In most places, there is no longer a ration. Workers are paid in cash. This is partly because of the institution of the minimum wage (only R16 p/h for farm workers), and partly because years of below-average rainfall have made it very difficult to grow or farm in the same ways. Many dams are now wastelands of another sort. In 2019, residents gathered to collect  tens of thousands of dead fish

from the empty Nqweba dam in Graaff Reinet: fish turned to waste and poured into trash bags

Although a cash-based wage has given workers greater freedom to choose their food, they must buy it. This means travelling (at a cost) to the nearest informal stall or supermarket — often on a monthly basis — and finding tactics to stretch one’s wages. In this context, more and more are swayed towards highly processed, non-perishable food, which of course has significantly more packaging.

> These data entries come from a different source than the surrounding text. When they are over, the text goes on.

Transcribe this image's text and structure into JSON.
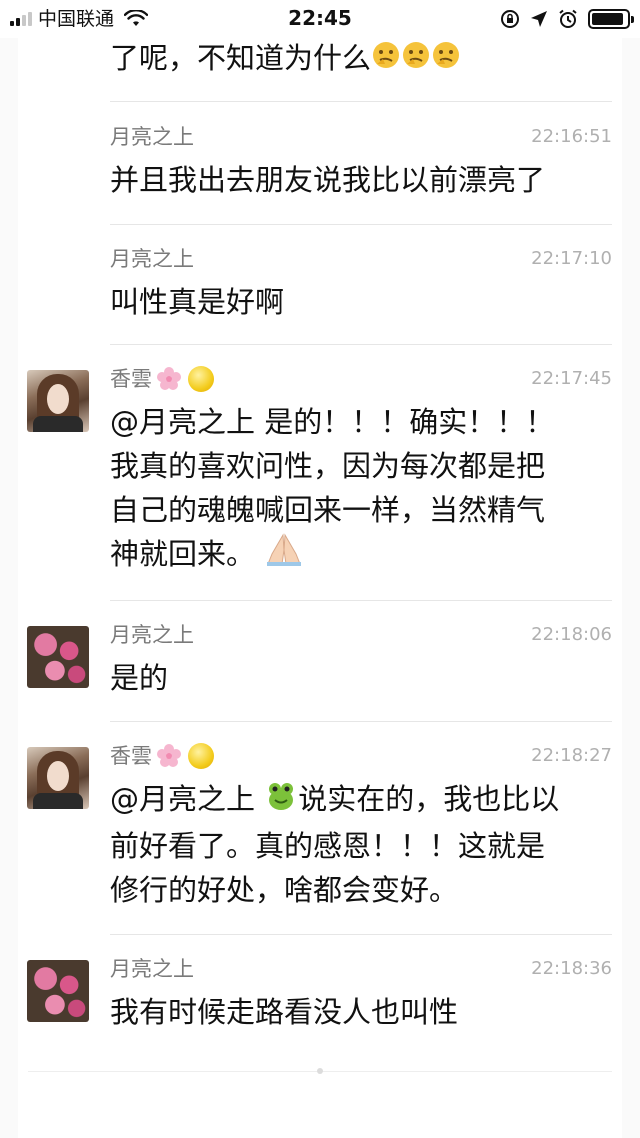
{
  "status_bar": {
    "carrier": "中国联通",
    "time": "22:45",
    "icons": [
      "signal-icon",
      "wifi-icon",
      "lock-rotation-icon",
      "location-arrow-icon",
      "alarm-icon",
      "battery-icon"
    ],
    "signal_bars_active": 2,
    "battery_level": 0.9
  },
  "colors": {
    "text_primary": "#111111",
    "name": "#7a7a7a",
    "timestamp": "#b0b0b0",
    "divider": "#e6e6e6"
  },
  "feed": {
    "first_message_tail": "了呢，不知道为什么",
    "first_message_emoji": [
      "thinking-face-icon",
      "thinking-face-icon",
      "thinking-face-icon"
    ],
    "messages": [
      {
        "name": "月亮之上",
        "time": "22:16:51",
        "text": "并且我出去朋友说我比以前漂亮了",
        "avatar": "none"
      },
      {
        "name": "月亮之上",
        "time": "22:17:10",
        "text": "叫性真是好啊",
        "avatar": "none"
      },
      {
        "name": "香雲",
        "time": "22:17:45",
        "avatar": "woman-photo",
        "name_icons": [
          "cherry-blossom-icon",
          "yellow-circle-icon"
        ],
        "lines": [
          "@月亮之上 是的！！！确实！！！",
          "我真的喜欢问性，因为每次都是把",
          "自己的魂魄喊回来一样，当然精气",
          "神就回来。"
        ],
        "trailing_icon": "folded-hands-icon"
      },
      {
        "name": "月亮之上",
        "time": "22:18:06",
        "text": "是的",
        "avatar": "flower-photo"
      },
      {
        "name": "香雲",
        "time": "22:18:27",
        "avatar": "woman-photo",
        "name_icons": [
          "cherry-blossom-icon",
          "yellow-circle-icon"
        ],
        "lines": [
          "@月亮之上",
          "说实在的，我也比以",
          "前好看了。真的感恩！！！这就是",
          "修行的好处，啥都会变好。"
        ],
        "inline_icon": "frog-emoji-icon"
      },
      {
        "name": "月亮之上",
        "time": "22:18:36",
        "text": "我有时候走路看没人也叫性",
        "avatar": "flower-photo"
      }
    ]
  }
}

Karoo residents are frequently on the road: as fencers, municipal workers, casual labourers, or ambulance drivers. Because of this, roadside rest stops  are not only for tourists on road trips. Amidst the empty bottles, polystyrene containers, and chip packets at the rest stop, I find blister packs for diabetes medication.

Uncontained waste is both a signal of what is moving in and out of people’s bodies; and a potential contaminant in itself.

 

Using waste, and its politics, as a lens to understanding long-term illness helps to locate people’s experiences of sickness in their particular time and place, while also signalling the shared futures of land and bodies.